On the heels of a brand new animation simulating the spacecraft’s next orbital launch milestone, SpaceX CEO Elon Musk has revealed a tentative schedule for Crew Dragon’s astronaut launch debut.
Known as Demo-2, short for Crew Dragon’s second orbital demonstration mission, the launch could make SpaceX the first commercial company in history to send astronauts to space (i.e. orbit), as well as the first private company to deliver astronauts to the International Space Station (ISS). If things go as planned over the next several months, that should kick off a new era where NASA will routinely rely on SpaceX (and Boeing) to ensure that the US has a continued presence in space.
The International Space Station has been continuously crewed by astronauts since October 31st, 2000, representing nearly two decades that humanity has had an uninterrupted presence in space. Supported by regular NASA Space Shuttle and Russian Soyuz launches that enabled space agencies to safely send astronauts to and from the space station, SpaceX’s Crew Dragon and Boeing’s Starliner are nearly ready to pick up the torch that NASA and the United States fumbled when the Shuttle was prematurely canceled in 2011.
Over the last five years, SpaceX has been working tirelessly to design, build, and test Crew Dragon – all in the name of ensuring that it will be one of the most reliable and capable human-rated spacecraft ever flown once it begins taking astronauts to and from the ISS. As with almost all human-rated spacecraft in history, Crew Dragon’s development has not been without its hurdles and detours, ranging from challenges with the spacecraft’s parachute recovery systems to a catastrophic capsule explosion during thruster testing.
As a result, SpaceX has put extra effort into optimizing and redesigning Crew Dragon’s many subsystems to ensure that all work exactly as intended. Thankfully, all of Crew Dragon’s development hurdles have occurred during testing specifically designed to reveal such problems, meaning that no humans have been harmed (or killed) over the course of the program. In the history of human spaceflight, it has often been the case that catastrophic spacecraft failure modes are only discovered after operational flights began, resulting in the deaths of numerous astronauts during Soyuz, Space Shuttle, and SpaceShipTwo – as well as three NASA astronauts during Apollo 1 ground testing.
Spaceflight is nevertheless a dangerous endeavor, at least for the time being, so it’s entirely possible that Crew Dragon will ultimately suffer accidents or failures during crewed missions, evidenced most recently by Starliner’s failure to reach the space station during the Boeing’s spacecraft’s first orbital launch. Still, both companies are working hard to ensure that even in the event of a failure, their spacecraft are able to protect their astronaut passengers and safely return them to Earth.

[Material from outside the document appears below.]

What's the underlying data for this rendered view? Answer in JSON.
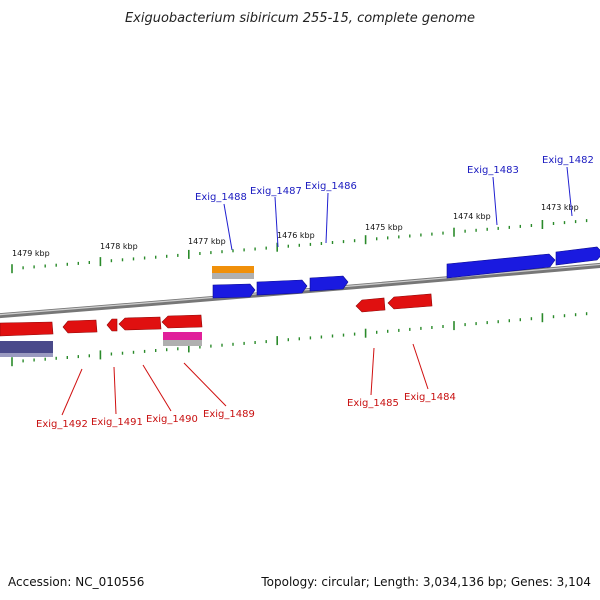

In line with that, SpaceX (unlike Boeing) opted to perform a live In-Flight Abort (IFA) test with Crew Dragon before allowing the spacecraft to begin astronaut launches. Scheduled to launch as early as January 11th, SpaceX will launch a Dragon spacecraft atop Falcon 9 and simulate a rocket failure during the most stressful point of launch. If Crew Dragon can fire up its abort thrusters and whisk its hypothetical passengers to safety, chances are that the spacecraft will be able to do the same at any other point during launch – from before liftoff all the way to orbit.
SpaceX has been developing its first human-rated spacecraft since it began build Cargo Dragon more than a decade ago – all paths for the company have ultimately pointed towards human spaceflight. According to CEO Elon Musk, the Crew Dragon spacecraft and Falcon 9 launch vehicle assigned to support the company’s inaugural astronaut launch will be in Florida and ready for flight as early as February 2020, a few-month delay compared to the often overly-optimistic executive’s previous Nov/Dec 2019 target.
Although the hardware could be ready to launch three months (or less) from now, Musk believes that the NASA preflight reviews that must follow will likely take “a few more months” – unfortunately likely given that Crew Dragon’s uncrewed launch debut (Demo-1) was likely ready for flight almost two months before NASA finally cleared SpaceX to launch.
Ultimately, as long as Crew Dragon’s IFA test goes well next month, it’s likely that the spacecraft will launch twice in the first half of 2020, potentially making history sometime in the second quarter.